How you can get support
It is important to reach out and talk to someone; dealing with diabetes can be difficult, but help can be found in many places:
Our director, Kieron Brennan, is chairman of the Tunbridge Wells, Tonbridge and Sevenoaks branch of Diabetes UK, a voluntary group that supports those in the area living with the condition and their relatives to manage it effectively. This local group arranges meetings that are free to attend and open to everyone, recently covering topics such as:
- Eye health with Dr Deacon Harle, a Fellow of the College of Optometrist.
- Changes to how local diabetes care is being delivered with Dr Masud Haq, Clinical Lead in Diabetes and Endocrinology, and Julia Azile, diabetes Specialist Nurse from Maidstone and Tunbridge Wells NHS Trust.

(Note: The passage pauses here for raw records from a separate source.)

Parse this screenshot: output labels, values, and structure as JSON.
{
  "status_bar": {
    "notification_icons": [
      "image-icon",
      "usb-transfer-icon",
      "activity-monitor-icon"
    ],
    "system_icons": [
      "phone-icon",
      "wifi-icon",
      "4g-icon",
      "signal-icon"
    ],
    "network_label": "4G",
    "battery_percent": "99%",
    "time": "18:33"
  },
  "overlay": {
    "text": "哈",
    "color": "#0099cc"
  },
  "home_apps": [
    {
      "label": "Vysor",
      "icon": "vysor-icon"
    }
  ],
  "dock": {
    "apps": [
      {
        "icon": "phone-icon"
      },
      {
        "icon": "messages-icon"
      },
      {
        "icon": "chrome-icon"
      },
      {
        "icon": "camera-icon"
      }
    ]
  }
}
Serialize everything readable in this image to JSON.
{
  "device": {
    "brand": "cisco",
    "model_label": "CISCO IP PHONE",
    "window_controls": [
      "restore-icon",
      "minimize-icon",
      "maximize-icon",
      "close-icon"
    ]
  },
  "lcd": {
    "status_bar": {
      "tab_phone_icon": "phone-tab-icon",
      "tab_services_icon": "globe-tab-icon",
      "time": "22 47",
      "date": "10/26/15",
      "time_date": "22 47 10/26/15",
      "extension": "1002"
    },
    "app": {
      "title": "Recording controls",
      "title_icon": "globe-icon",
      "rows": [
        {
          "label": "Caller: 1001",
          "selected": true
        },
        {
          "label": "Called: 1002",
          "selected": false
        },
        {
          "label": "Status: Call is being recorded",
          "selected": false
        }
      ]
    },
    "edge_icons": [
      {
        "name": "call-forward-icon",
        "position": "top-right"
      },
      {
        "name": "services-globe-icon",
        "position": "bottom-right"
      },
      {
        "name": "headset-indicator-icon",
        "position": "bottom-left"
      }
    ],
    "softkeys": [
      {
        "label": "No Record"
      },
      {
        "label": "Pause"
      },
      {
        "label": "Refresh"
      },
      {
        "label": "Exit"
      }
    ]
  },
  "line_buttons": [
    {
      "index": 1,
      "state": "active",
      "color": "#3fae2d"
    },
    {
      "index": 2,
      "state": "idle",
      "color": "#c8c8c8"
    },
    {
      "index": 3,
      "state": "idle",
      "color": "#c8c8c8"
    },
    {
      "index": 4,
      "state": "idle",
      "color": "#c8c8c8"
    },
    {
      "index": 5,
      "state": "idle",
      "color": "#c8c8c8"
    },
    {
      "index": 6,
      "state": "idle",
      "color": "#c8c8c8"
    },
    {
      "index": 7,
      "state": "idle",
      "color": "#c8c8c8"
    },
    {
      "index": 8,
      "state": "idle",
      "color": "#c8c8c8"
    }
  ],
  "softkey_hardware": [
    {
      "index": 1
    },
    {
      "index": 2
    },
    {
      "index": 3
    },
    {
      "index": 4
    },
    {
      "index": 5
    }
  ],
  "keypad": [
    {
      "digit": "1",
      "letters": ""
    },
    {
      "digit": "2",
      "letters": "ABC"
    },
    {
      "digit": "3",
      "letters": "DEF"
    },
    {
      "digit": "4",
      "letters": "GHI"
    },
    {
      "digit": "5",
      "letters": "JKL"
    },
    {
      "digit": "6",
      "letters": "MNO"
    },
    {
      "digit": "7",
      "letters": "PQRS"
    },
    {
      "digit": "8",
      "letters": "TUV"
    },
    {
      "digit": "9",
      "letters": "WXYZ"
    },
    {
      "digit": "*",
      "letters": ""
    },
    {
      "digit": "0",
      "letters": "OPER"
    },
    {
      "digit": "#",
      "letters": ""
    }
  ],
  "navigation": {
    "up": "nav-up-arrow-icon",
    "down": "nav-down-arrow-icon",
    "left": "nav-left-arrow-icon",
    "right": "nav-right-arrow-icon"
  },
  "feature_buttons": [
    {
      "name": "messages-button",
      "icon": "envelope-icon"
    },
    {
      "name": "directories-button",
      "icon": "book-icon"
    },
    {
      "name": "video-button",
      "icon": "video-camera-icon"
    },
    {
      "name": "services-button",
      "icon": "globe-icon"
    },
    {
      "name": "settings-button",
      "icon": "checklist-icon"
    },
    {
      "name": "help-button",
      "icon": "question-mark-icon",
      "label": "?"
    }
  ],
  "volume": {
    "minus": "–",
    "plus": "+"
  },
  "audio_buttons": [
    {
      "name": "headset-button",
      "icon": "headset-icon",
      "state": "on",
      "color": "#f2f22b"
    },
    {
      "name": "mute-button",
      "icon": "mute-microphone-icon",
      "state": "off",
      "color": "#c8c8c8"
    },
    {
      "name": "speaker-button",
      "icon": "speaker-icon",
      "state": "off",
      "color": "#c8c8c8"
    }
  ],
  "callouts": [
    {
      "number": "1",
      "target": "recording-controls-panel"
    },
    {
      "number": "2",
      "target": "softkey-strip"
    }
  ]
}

On the 13th November, the day before World Diabetes Day, the Tunbridge Wells, Tonbridge and Sevenoaks branch of Diabetes UK will welcome Sarah Watts, Specialist Diabetes Podiatrist from the Kent Community NHS Trust, to talk to us about "Putting Feet First: looking after your feet". Anyone who is interested is welcome to join us.
Kieron has shared his expertise in the field with the All About Home Care carers, so they can also deliver the right support for our elderly home care clients in Tunbridge Wells, Tonbridge and Sevenoaks who have diabetes to keep the condition under control.
It is possible to live well with diabetes. Showing support can go a long way to make people feel better about their condition, and simple lifestyle changes can help to reduce the effects of Type 2 diabetes. Remember there is always someone to talk to.